Biçimlerine Göre: Uyak,
beyit, mısra, bend, mesnevî, kasîde, gazel, rubaî, musammat, terkib-i
bend, müsemmem, tuyuğ, tahmis, tardiye, taşdir, tesdis, teşbiye, taşir,
tezmin, muaşşer, muhammes, murabba, müseddes, müstezat, şarkı
Konularına Göre:
Din dışı:
Bahariye, Cevreviye, Fahriye, Mersiye, Mehdiye, Gazavatnâme, Sahilnâme,
Sakînâme, Kıyafetnâme, Surnâme, Hamamnâme, Şehrengiz, Hicviye,
Hezliyat, Tarih Düşürme, Muamma, Lûgaz, Dariye, Rahşiye
Dinî: Tevhid, Münacat, Na’at, Makte’l-İ Hüseyin, Miraciye, Hilye, Mevlid, Kırk Hadis, Menkıbe, Kıssa
Divan Şiirinde Konular ve Divan Şiirinin Özellikleri
Divan
şiiri, döneminin zevklerini, sanat anlayışını, inançlarını, hayata
bakışlarını ve bilgilerini yansıtır. Ne var ki, Divan şairinin gerçek
yaşamı anlattığına pek rastlanmaz. Kendisini sürekli acı çeken bir âşık
olarak anlatan Divan şairi, sevgilisini ay gibi yuvarlak yüzlü bir
güzel olarak betimler. Sevgili hem ay, hem de güneştir. Divan şiirinde
kullanılan benzetmelerde sevgilinin boyu mızrak gibi uzun ve düz,
saçları sümbül, yanakları lale ya da gül, gözleri nergis, kaşları yay,
kirpikleri ok, dişleri inci, çene çukuru kuyudur. Sevgilinin beli
kıldan incedir, dudağı ölümsüzlük suyu (ab-ı hayat) gibidir. Böyle
betimlenen sevgilinin âşığının (yani şairin) gözyaşı Nil ya da Fırat
ırmakları gibi akar. Âşığın bir yandan rakibi, bir yandan da acı
çektiren sevgilisi vardır ve bu nedenle başı belâdan hiç kurtulmaz.

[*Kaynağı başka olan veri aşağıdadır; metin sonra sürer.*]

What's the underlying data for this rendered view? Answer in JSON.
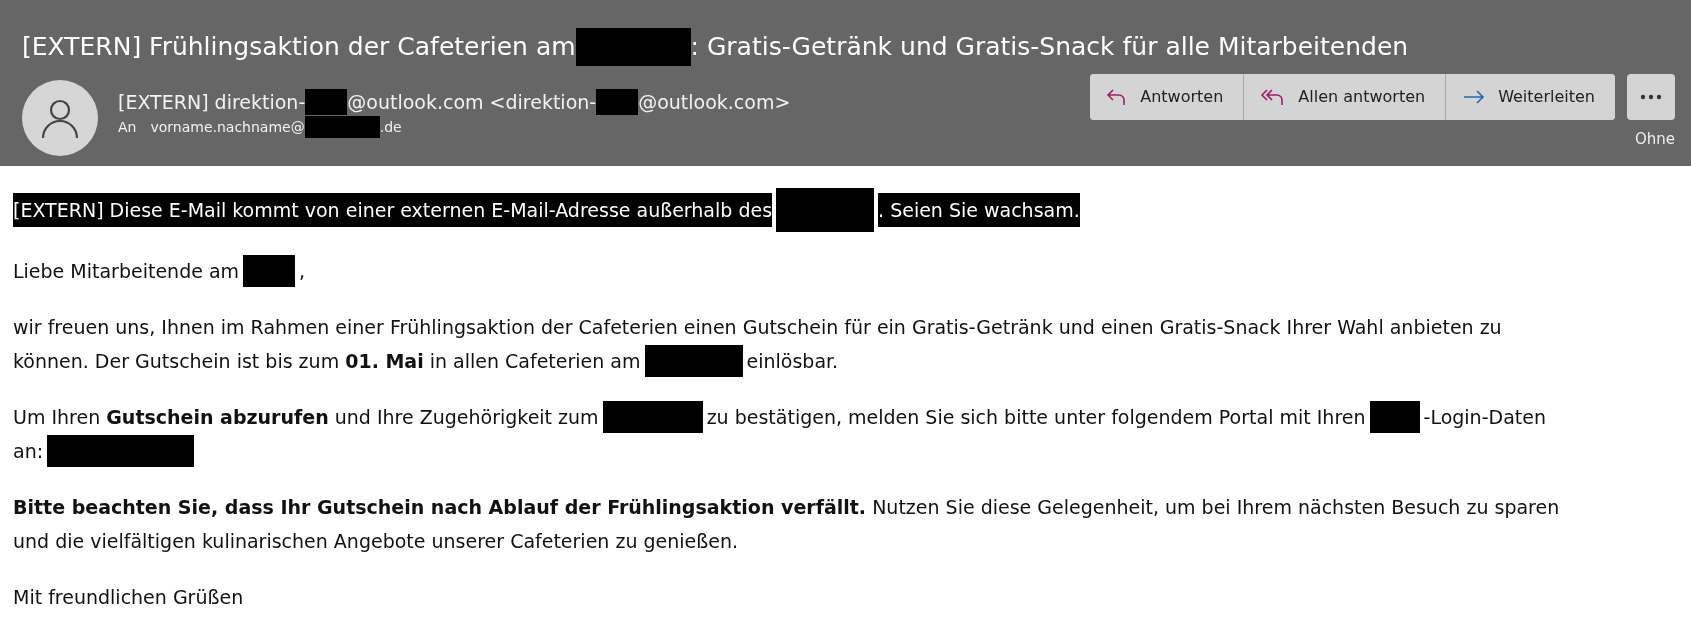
{
  "subject": [
    {
      "kind": "text",
      "text": "[EXTERN] Frühlingsaktion der Cafeterien am"
    },
    {
      "kind": "redacted"
    },
    {
      "kind": "text",
      "text": ": Gratis-Getränk und Gratis-Snack für alle Mitarbeitenden"
    }
  ],
  "sender": [
    {
      "kind": "text",
      "text": "[EXTERN] direktion-"
    },
    {
      "kind": "redacted"
    },
    {
      "kind": "text",
      "text": "@outlook.com <direktion-"
    },
    {
      "kind": "redacted"
    },
    {
      "kind": "text",
      "text": "@outlook.com>"
    }
  ],
  "to_label": "An",
  "recipient": [
    {
      "kind": "text",
      "text": "vorname.nachname@"
    },
    {
      "kind": "redacted"
    },
    {
      "kind": "text",
      "text": ".de"
    }
  ],
  "actions": [
    {
      "label": "Antworten"
    },
    {
      "label": "Allen antworten"
    },
    {
      "label": "Weiterleiten"
    }
  ],
  "more_label": "Ohne",
  "banner": [
    {
      "kind": "text",
      "text": "[EXTERN] Diese E-Mail kommt von einer externen E-Mail-Adresse außerhalb des"
    },
    {
      "kind": "redacted"
    },
    {
      "kind": "text",
      "text": ". Seien Sie wachsam."
    }
  ],
  "paragraphs": [
    [
      [
        {
          "kind": "text",
          "text": "Liebe Mitarbeitende am"
        },
        {
          "kind": "redacted"
        },
        {
          "kind": "text",
          "text": ","
        }
      ]
    ],
    [
      [
        {
          "kind": "text",
          "text": "wir freuen uns, Ihnen im Rahmen einer Frühlingsaktion der Cafeterien einen Gutschein für ein Gratis-Getränk und einen Gratis-Snack Ihrer Wahl anbieten zu"
        }
      ],
      [
        {
          "kind": "text",
          "text": "können. Der Gutschein ist bis zum **01. Mai** in allen Cafeterien am"
        },
        {
          "kind": "redacted"
        },
        {
          "kind": "text",
          "text": "einlösbar."
        }
      ]
    ],
    [
      [
        {
          "kind": "text",
          "text": "Um Ihren **Gutschein abzurufen** und Ihre Zugehörigkeit zum"
        },
        {
          "kind": "redacted"
        },
        {
          "kind": "text",
          "text": "zu bestätigen, melden Sie sich bitte unter folgendem Portal mit Ihren"
        },
        {
          "kind": "redacted"
        },
        {
          "kind": "text",
          "text": "-Login-Daten"
        }
      ],
      [
        {
          "kind": "text",
          "text": "an:"
        },
        {
          "kind": "redacted"
        }
      ]
    ],
    [
      [
        {
          "kind": "text",
          "text": "**Bitte beachten Sie, dass Ihr Gutschein nach Ablauf der Frühlingsaktion verfällt.** Nutzen Sie diese Gelegenheit, um bei Ihrem nächsten Besuch zu sparen"
        }
      ],
      [
        {
          "kind": "text",
          "text": "und die vielfältigen kulinarischen Angebote unserer Cafeterien zu genießen."
        }
      ]
    ],
    [
      [
        {
          "kind": "text",
          "text": "Mit freundlichen Grüßen"
        }
      ]
    ]
  ]
}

Divan şiirinde bütün şairlerin kullandığı bu tür benzetmelere “mazmun”
denir. Bu mazmunları yerli yerinde ve başarılı biçimde kullananlar iyi
şair sayılırdı.
Divan
şirinde yaygın işlenen konulardan biri de doğadır. Ama doğa, şairin
hünerini göstermesi için bir araçtır. Çünkü şair, doğayı kendisinin
gördüğü gibi değil, önceki usta şairlerin gözüyle yansıtır. Doğa, daha
çok kasidelerin ve mesnevilerin konusu olmuştur. Bahar ve kış
mevsimleri o kadar çok işlenmiştir ki, bu iki mevsimi anlatan şiirlere
ayrı adlar bile verilmiştir. Baharı anlatan şiirlere bahariye, kışı
anlatanlara da şitaiye denmiştir. Bahar, şair için sevinç kaynağıdır.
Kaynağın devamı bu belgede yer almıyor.